La necessità di iniziare a considerare concepibile e scientificamente descrivibile il concetto di infinito in atto è tuttavia fondamentale per il futuro sviluppo delle scienze. Per David Foster Wallace, che scrive una storia dell’infinito dal tono forse poco accademico, ma di innegabile profondità epistemologica, è proprio il testo di Galileo a presentare «il primo atteggiamento veramente moderno nei confronti degli infiniti attuali come entità matematiche» [Wallace, 2011, p. 86]. La sua modernità è data precisamente dalla considerazione dell’infinito ‘in atto’ e non ‘potenziale’, uno dei confini che separavano la nuova scienza dai residui della cultura tradizionale aristotelica e religiosa. Solo Dio può concepire un infinito in atto, mentre l’uomo, finito, può tuttalpiù ragionare sull’infinito potenziale. È infatti sufficiente l’infinito potenziale se si concepisce come coerente la possibilità di dividere un segmento all’infinito, o di contare i numeri naturali uno dopo l’altro senza trovare una fine. Ma senza infinito in atto, considerato come un concetto coerente e matematicamente descrivibile, non ci sarebbe stata l’analisi infinitesimale e neppure la successiva speculazione che culmina con il transfinito di Cantor.
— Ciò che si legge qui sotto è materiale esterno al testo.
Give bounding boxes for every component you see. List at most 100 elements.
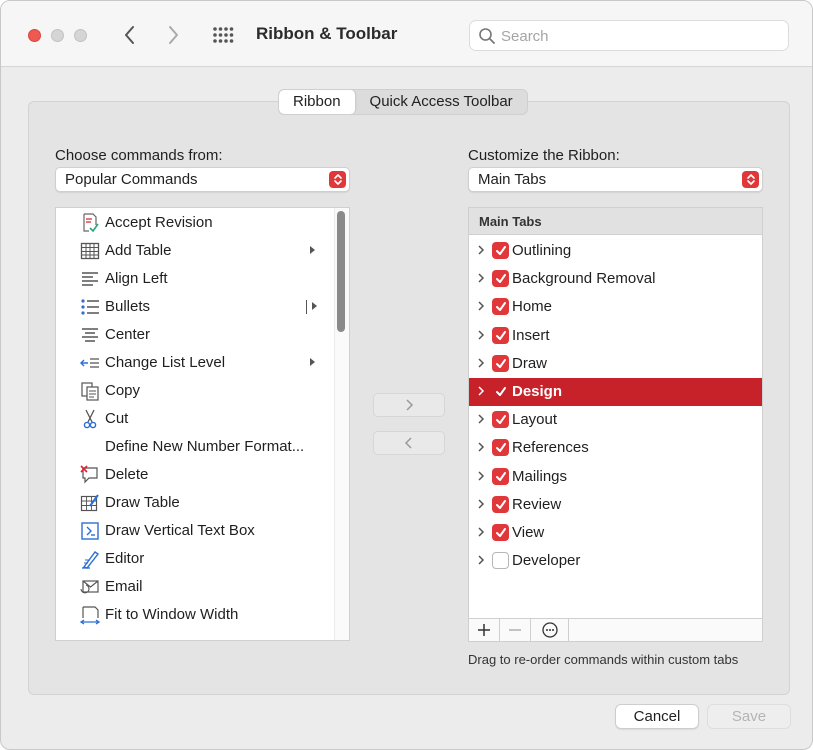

Per Wallace il dialogo di Galileo, su questo punto, è da considerare uno sberleffo all’autorità cattolica che aveva condannato il suo più celebre dialogo sui massimi sistemi. Lo sviluppo di queste idee passerà poi da Cavalieri e Torricelli, che apriranno la vera e propria strada verso il calcolo infinitesimale [Boyer, 1980, pp. 377-384].
Tuttavia, Pietro Maria Cavina forse non avrebbe avuto la capacità di comprendere appieno queste sofisticate sfumature matematiche e teologiche. Quindi, il suo laconico rifiuto di considerare la generazione della sfera a partire dagli ’indivisibili’ potrebbe sia indicare la consapevolezza della pericolosità di questa strada per un servitore della Chiesa Cattolica sia, molto più semplicemente, la sua incapacità di comprendere questo genere di speculazione matematica.